Record UK fine for Goldman Sachs

Financial Services Authority fines Wall Street giant $27m for failing to report ongoing investigation in the US.

    Britain's financial regulator has fined Goldman Sachs 17.5m pounds ($27m), the second-largest fine in UK history, for failing to notify British authorities about an investigation in the United States about the investment banking firm.

    The Financial Services Authority began probing Goldman in April, after the US Securities and Exchange Commission filed civil fraud charges against the firm for allegedly misleading buyers of complex mortgage-related investments in 2007.

    Goldman settled the charges in mid-July by agreeing to pay $550m, the largest penalty against a Wall Street firm in the SEC's history.

    "This penalty should send a message, particularly to the senior management of large institutions, of the need to have their firm's UK reporting obligations at the forefront of their minds," said Margaret Cole, the FSA's managing director of enforcement and financial crime.

    It was the second-largest fine ever imposed by the FSA, eclipsed only by a 33m pounds fine announced in June against JP Morgan.

    Two European banks lost nearly $1bn on the mortgage securities deal.
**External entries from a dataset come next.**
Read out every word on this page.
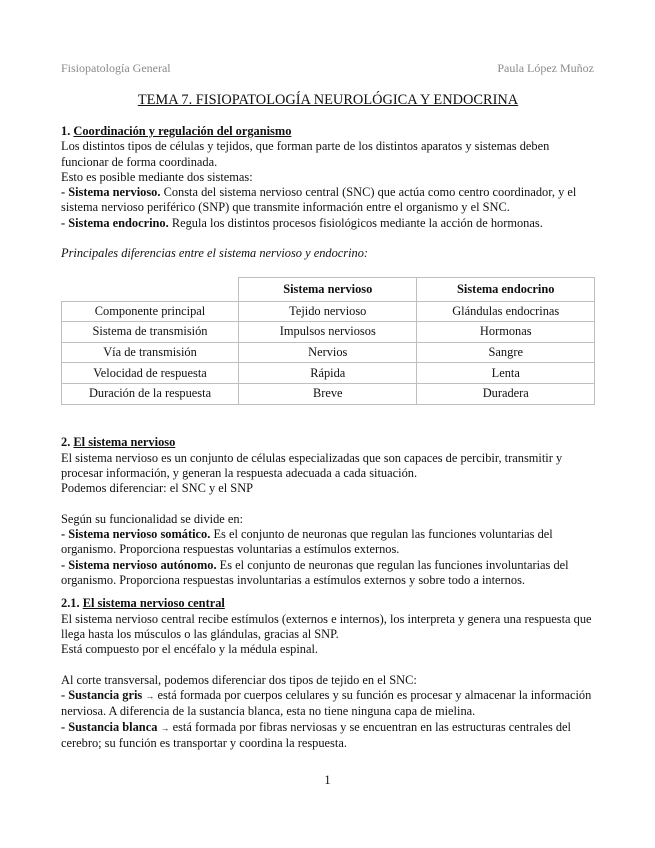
Fisiopatología General	Paula López Muñoz
TEMA 7. FISIOPATOLOGÍA NEUROLÓGICA Y ENDOCRINA

1. Coordinación y regulación del organismo

Los distintos tipos de células y tejidos, que forman parte de los distintos aparatos y sistemas deben funcionar de forma coordinada.

Esto es posible mediante dos sistemas:

- Sistema nervioso. Consta del sistema nervioso central (SNC) que actúa como centro coordinador, y el sistema nervioso periférico (SNP) que transmite información entre el organismo y el SNC.

- Sistema endocrino. Regula los distintos procesos fisiológicos mediante la acción de hormonas.

Principales diferencias entre el sistema nervioso y endocrino:

	Sistema nervioso	Sistema endocrino
Componente principal	Tejido nervioso	Glándulas endocrinas
Sistema de transmisión	Impulsos nerviosos	Hormonas
Vía de transmisión	Nervios	Sangre
Velocidad de respuesta	Rápida	Lenta
Duración de la respuesta	Breve	Duradera

2. El sistema nervioso

El sistema nervioso es un conjunto de células especializadas que son capaces de percibir, transmitir y procesar información, y generan la respuesta adecuada a cada situación.

Podemos diferenciar: el SNC y el SNP

Según su funcionalidad se divide en:

- Sistema nervioso somático. Es el conjunto de neuronas que regulan las funciones voluntarias del organismo. Proporciona respuestas voluntarias a estímulos externos.

- Sistema nervioso autónomo. Es el conjunto de neuronas que regulan las funciones involuntarias del organismo. Proporciona respuestas involuntarias a estímulos externos y sobre todo a internos.

2.1. El sistema nervioso central

El sistema nervioso central recibe estímulos (externos e internos), los interpreta y genera una respuesta que llega hasta los músculos o las glándulas, gracias al SNP.

Está compuesto por el encéfalo y la médula espinal.

Al corte transversal, podemos diferenciar dos tipos de tejido en el SNC:

- Sustancia gris → está formada por cuerpos celulares y su función es procesar y almacenar la información nerviosa. A diferencia de la sustancia blanca, esta no tiene ninguna capa de mielina.

- Sustancia blanca → está formada por fibras nerviosas y se encuentran en las estructuras centrales del cerebro; su función es transportar y coordina la respuesta.

1
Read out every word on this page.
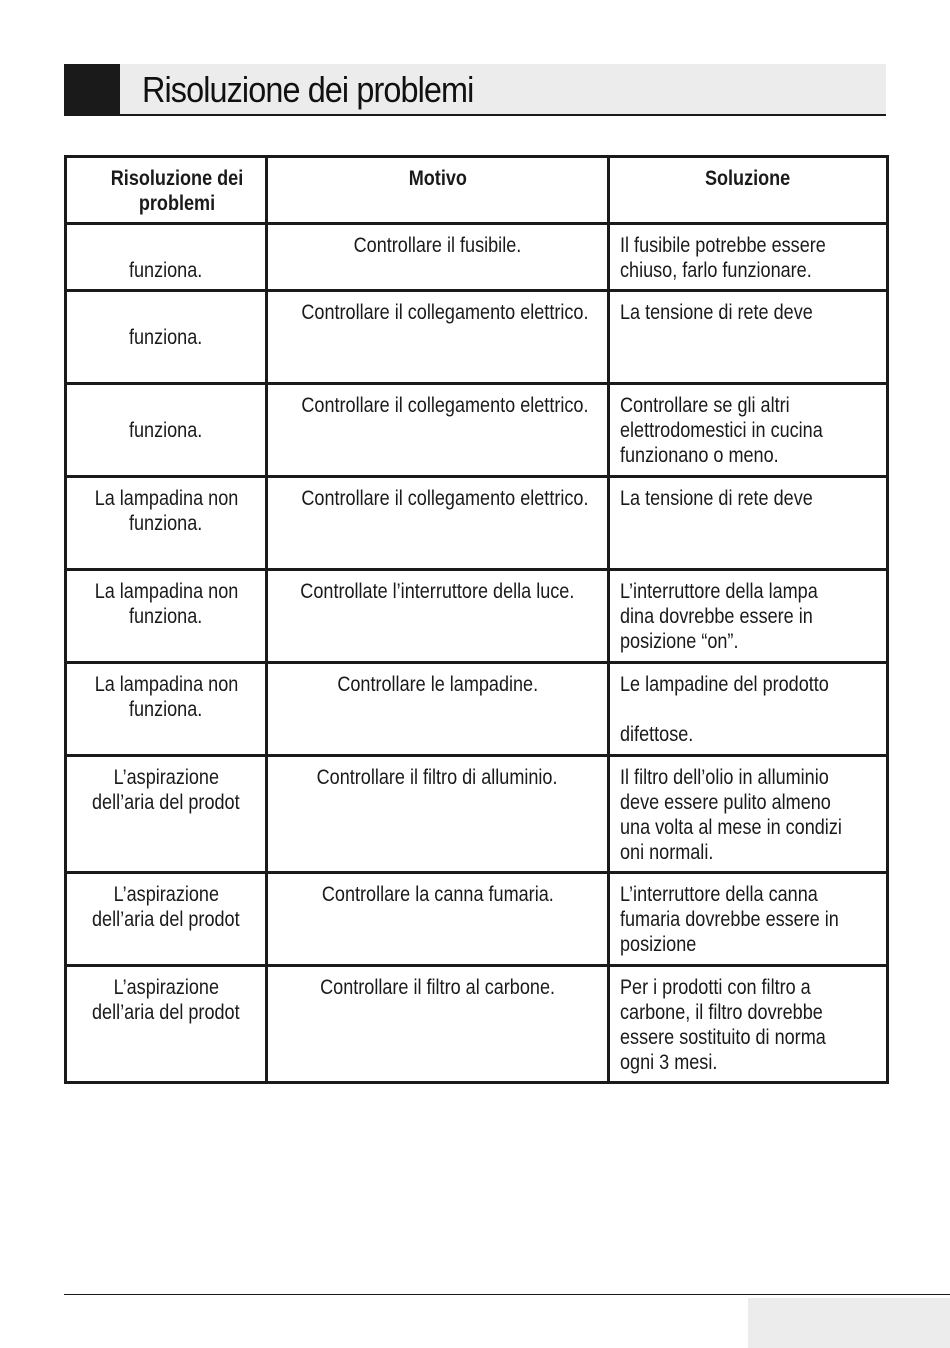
Risoluzione dei problemi
Risoluzione dei problemi	Motivo	Soluzione

funziona.	Controllare il fusibile.	Il fusibile potrebbe essere
chiuso, farlo funzionare.

funziona.	Controllare il collegamento elettrico.	La tensione di rete deve

funziona.	Controllare il collegamento elettrico.	Controllare se gli altri
elettrodomestici in cucina
funzionano o meno.

La lampadina non
funziona.	Controllare il collegamento elettrico.	La tensione di rete deve

La lampadina non
funziona.	Controllate l’interruttore della luce.	L’interruttore della lampa
dina dovrebbe essere in
posizione “on”.

La lampadina non
funziona.	Controllare le lampadine.	Le lampadine del prodotto
difettose.

L’aspirazione
dell’aria del prodot	Controllare il filtro di alluminio.	Il filtro dell’olio in alluminio
deve essere pulito almeno
una volta al mese in condizi
oni normali.

L’aspirazione
dell’aria del prodot	Controllare la canna fumaria.	L’interruttore della canna
fumaria dovrebbe essere in
posizione

L’aspirazione
dell’aria del prodot	Controllare il filtro al carbone.	Per i prodotti con filtro a
carbone, il filtro dovrebbe
essere sostituito di norma
ogni 3 mesi.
Goldman failed to tell the FSA that the SEC had begun investigating the transaction; the agency's probe singled out a London-based Goldman executive, Fabrice Tourre.

    'Defective systems'

    Tourre was promoted and moved to the company's London office to become executive director of Goldman Sachs International (GSI) in late 2008. He has denied any wrongdoing and has asked a federal court to throw out the SEC case.

    The FSA granted Goldman a 30 per cent discount from the maximum possible fine because it co-operated and agreed to settle at an early stage.

    "GSI did not set out to hide anything, but its defective systems and controls meant that the level and quality of its communications with the FSA fell far below what we expect of an authorized firm," Cole said.

    The SEC charges were the most significant legal action related to the mortgage meltdown that plunged the United States into recession.

    Goldman neither admitted nor denied legal wrongdoing in agreeing to the settlement with the SEC.

    However, it acknowledged that its marketing materials for the investment deal at the centre of the charges omitted key information for buyers.